Wie das “Profil” in seiner aktuellen Aufgabe wieder einmal aufdeckt, ist der “Equal Pay Day” nichts anderes als ein statistischer Trick: Es werden nicht gleiche Jobs verglichen, sondern einfach der Durchschnitt der Männergehälter mit dem Durchschnitt der Frauengehälter. Themen wie Arbeitsart, Arbeitsdauer, Arbeitszeit und berufliche Stellung bleiben da draußen. Und so kommt man – wie SPÖ-Frauenministerin Heinisch-Hosek heute im Morgenjournal – leicht auf Lücken von 40 Prozent. Faktisch ist das natürlich Unsinn. Denn wer Äpfel mit Birnen vergleicht, darf sich nicht wundern, wenn er zu unterschiedlichen Ergebnissen kommt.

Natürlich ist es richtig, dass die Einkommen von Frauen und Männern noch nicht ganz gleich sind.

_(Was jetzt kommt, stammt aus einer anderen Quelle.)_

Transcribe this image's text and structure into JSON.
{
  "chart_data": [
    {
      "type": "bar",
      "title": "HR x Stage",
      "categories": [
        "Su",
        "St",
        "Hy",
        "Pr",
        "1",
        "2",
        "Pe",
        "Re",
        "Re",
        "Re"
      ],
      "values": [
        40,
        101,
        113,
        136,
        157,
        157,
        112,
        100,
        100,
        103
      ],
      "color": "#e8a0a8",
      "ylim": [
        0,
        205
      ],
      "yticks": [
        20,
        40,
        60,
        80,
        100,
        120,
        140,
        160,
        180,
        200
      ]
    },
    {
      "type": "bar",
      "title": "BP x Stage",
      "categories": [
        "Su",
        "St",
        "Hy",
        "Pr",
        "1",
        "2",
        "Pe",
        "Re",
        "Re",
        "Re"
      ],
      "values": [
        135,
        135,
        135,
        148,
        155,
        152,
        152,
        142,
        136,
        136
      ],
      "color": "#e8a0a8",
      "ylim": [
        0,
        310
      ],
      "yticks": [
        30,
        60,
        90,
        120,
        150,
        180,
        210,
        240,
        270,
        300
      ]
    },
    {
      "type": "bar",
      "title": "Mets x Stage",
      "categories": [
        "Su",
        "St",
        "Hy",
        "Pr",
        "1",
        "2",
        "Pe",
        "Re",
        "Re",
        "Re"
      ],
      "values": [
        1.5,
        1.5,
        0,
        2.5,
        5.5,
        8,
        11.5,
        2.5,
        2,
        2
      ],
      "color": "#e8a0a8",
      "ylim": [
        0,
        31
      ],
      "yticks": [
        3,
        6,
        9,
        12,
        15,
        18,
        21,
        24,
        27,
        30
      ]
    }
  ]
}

Und natürlich ist das nicht OK. Aber schließlich werden Frauen in vielen Gebieten bevorzugt: Bei der “positiven Diskriminierung” (was für ein Unwort), bei verpflichtenden Frauenquoten, bei der Tatsache, dass sie weder Zivil- noch Militärdienst leisten müssen und beim wesentlich niedrigeren Pensionsalter trotz längerer Lebenserwartung.

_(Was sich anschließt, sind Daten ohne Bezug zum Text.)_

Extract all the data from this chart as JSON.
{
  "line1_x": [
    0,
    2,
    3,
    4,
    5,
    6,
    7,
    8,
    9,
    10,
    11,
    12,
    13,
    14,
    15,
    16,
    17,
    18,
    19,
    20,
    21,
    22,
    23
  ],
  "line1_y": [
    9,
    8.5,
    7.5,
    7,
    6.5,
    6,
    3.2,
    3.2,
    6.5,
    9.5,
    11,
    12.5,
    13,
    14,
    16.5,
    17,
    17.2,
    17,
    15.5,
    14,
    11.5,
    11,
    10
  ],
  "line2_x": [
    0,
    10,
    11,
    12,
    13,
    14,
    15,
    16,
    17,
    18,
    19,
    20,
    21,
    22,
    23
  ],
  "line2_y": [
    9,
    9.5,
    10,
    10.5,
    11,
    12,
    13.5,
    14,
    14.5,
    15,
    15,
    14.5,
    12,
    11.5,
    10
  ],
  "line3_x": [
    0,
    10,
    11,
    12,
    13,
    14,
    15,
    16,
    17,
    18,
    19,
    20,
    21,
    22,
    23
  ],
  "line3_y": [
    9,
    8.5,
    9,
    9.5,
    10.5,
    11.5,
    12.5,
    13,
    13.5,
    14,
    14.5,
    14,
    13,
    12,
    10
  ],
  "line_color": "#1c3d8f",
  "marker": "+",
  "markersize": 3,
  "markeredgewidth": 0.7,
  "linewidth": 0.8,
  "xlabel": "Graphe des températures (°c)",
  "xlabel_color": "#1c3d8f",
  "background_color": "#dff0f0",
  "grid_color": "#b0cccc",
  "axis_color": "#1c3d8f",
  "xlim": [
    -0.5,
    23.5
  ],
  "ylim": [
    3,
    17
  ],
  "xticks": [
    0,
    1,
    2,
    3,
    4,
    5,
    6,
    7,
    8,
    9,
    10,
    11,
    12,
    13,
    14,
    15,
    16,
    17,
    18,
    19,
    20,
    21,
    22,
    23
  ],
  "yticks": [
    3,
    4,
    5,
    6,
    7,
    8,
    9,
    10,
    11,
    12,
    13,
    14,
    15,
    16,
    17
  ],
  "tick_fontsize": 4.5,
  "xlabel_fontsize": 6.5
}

Ja, natürlich darf das Geschlecht nicht über die Höhe des Gehalts entscheiden. Ja, natürlich ist es das Recht der Frauen, dafür zu kämpfen. Aber wer ein Thema mit derartigen statistischen Tricks hyped, braucht sich nicht wundern, wenn er nicht entsprechend ernst genommen wird.

P.S.: Ja, ich weiß, dass da jetzt Unmengen böse Kommentare kommen werden, wie anti-feministisch, sexistisch und patriarchalisch ich agiere. Aber vielleicht könnten ein paar von Euch mit Fakten antworten – statt mit Emotionen. Also: Was genau ist an meinem Blog-Beitrag falsch?